Namun penyakit DM dapat dicegah jika kita mengetahui dasar-dasar penyakit dengan baik
dan mewaspadai perubahan gaya hidup kita (Elvina Karyadi, 2006).
Penderita diabetes mellitus dari tahun ke tahun mengalami peningkatan menurut Federasi
Diabetes Internasional (IDF), penduduk dunia yang menderita diabetes mellitus sudsh
mencakupi sekitar 197 juta jiwa, dan dengan angka kematian sekitar 3,2 juta orang.
WHO memprediksikan penderita diabetes mellitus akan menjadi sekitar 366 juta orang pada
tahun 2030. Penyumbang peningkatan angka tadi merupakan negara-negara berkembang,
yang mengalami kenaikan penderita diabetes mellitus 150 % yaitu negara penderita diabetes
mellitus terbanyak adalah India (35,5 juta orang), Cina (23,8 juta orang), Amerika Serikat (16
juta orang), Rusia (9,7 juta orang), dan Jepang (6,7 juta orang).
WHO menyatakan, penderita diabetes mellitus di Indonesia diperkirakan akan mengalami
kenaikan 8,4 juta jiwa pada tahun 2000,menjadi 21,3 juta jiwa pada tahun 2030. Tingginya
angka kematian tersebut menjadikan Indonesia menduduki ranking ke-4 dunia setelah
Amerika Serikat, India dan Cina (Depkes RI, 2004).
Berdasarkan hasil Survey Kesehatan Rumah Tangga (SKRT), terjadi pengukuran prevalensi
Diabetes mellitus (DM) dari tahun 2001 sebesar 7,5 % menjadi 10,4 % pada tahun 2004,
sementara hasil survey BPS tahun 2003 menyatakan bahwa prevalensi diabetes mellitus
mencapai 14,7  % di perkotaan dan 7,2 % di pedesaan.
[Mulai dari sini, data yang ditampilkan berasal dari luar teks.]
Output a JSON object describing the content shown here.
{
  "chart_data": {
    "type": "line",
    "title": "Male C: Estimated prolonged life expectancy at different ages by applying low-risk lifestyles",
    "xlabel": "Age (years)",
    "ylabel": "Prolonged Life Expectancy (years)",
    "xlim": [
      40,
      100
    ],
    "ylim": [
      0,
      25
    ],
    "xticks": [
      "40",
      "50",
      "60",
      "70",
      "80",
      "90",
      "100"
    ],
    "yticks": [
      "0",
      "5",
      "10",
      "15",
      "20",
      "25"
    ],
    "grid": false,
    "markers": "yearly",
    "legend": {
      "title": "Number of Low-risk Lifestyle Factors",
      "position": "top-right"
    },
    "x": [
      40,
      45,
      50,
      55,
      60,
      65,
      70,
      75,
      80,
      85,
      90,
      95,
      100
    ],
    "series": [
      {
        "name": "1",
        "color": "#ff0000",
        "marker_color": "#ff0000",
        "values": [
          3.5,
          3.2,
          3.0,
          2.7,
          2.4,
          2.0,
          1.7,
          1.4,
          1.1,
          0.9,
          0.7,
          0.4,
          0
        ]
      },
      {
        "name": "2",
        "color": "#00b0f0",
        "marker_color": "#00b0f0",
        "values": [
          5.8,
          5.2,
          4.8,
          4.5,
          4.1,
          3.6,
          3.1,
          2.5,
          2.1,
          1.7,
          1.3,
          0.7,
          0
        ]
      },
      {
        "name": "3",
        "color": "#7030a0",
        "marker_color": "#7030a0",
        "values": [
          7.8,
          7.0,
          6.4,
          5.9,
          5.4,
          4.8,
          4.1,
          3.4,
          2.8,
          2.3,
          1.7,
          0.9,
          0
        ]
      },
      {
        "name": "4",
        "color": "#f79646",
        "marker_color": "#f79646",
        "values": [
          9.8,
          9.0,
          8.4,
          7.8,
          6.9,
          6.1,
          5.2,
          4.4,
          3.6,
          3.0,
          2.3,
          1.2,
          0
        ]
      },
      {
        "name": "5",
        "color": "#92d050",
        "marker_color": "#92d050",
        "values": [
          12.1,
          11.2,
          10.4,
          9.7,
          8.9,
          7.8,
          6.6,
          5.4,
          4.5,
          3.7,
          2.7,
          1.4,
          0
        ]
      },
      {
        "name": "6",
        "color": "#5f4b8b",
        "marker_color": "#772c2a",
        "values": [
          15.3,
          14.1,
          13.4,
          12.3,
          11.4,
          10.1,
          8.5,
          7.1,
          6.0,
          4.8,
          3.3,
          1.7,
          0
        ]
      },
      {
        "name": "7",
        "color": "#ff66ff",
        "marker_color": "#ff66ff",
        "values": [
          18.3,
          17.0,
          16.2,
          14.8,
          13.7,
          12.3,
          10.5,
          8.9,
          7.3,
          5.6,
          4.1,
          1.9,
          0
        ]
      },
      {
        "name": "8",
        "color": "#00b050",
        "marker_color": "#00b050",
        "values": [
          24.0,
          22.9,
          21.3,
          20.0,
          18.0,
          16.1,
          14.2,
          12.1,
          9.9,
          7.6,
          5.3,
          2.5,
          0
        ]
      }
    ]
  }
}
Berdasarkan data rawat jalan di Rumah Sakit Umum Propinsi Sulawesi Tenggara (Poli
Interna) tahun 2009 penderita diabetes melitus sebanyak 779 orang atau 16,1 % dari jumlah
pasien sebanyak 4837 pasien, tahun 2010 penderita diabetes mellitus sebanyak 1124 orang
atau 25,8 % dari jumlah pasien sebanyak 4345 pasien, sedangkan pada tahun 2011 dari
Januari sampai dengan Juni 2011 jumlah penderita diabetes mellitus 793 orang atau 38,7 %
dari jumlah pasien sebanyak 2044 orang. Olehnya itu, makalah ini akan membahas penyakit
Diabetes Militus secara terperinci
B.     Rumusan masalah
Adapun rumusan masalah dalam makalah ini adalah “bagaimana tinjauan mengenai penyakit
Diabetes Melitus baik dari segi pengertian, klasifikasi etiologis, epidemiologi, serta asuhan
keperawatan nya
C.    Tujuan
Tujuan makalah ini adalah mengetahui tinjauan mengenai penyakit Diabetes Melitus baik
darisegi pengertian, klasifikasi etiologis, epidemiologi, gambaran klinis, patofisiologi,
diagnosa, komplikasi, dan pemberian obat atau prngobatan pasian Diabetes Mellitus

BAB 2
PEMBAHASAN
A.    DEFENISI
Diabetes melitus adalah gangguan metabolisme yang secara genetis dan klinis termasuk
heterogen dengan manifestasi berupa hilangnya toleransi karbohidrat (Silvia. Anderson Price,
1995)
Diabetes melitus adalah gangguan metabolik kronik yang tidak dapat disembuhkan, tetapi
dapat dikontrol yang dikarakteristikan dengan ketidak ade kuatan penggunaan insulin
(Barbara Engram; 1999, 532)
Diabetes melitus adalah suatu penyakit kronik yang komplek yang melibatkan kelainan
metabolisme karbohidrat, protein dan lemak dan berkembangnya komplikasi makro vaskuler,
mikro vaskuler dan neurologis (Barbara C. Long, 1996).

B.     ETIOLOGI
Penyebab Diabetes Melitus berdasarkan klasifikasi menurut WHO tahun 1995 adalah :
  DM Tipe I (IDDM : DM tergantung insulin)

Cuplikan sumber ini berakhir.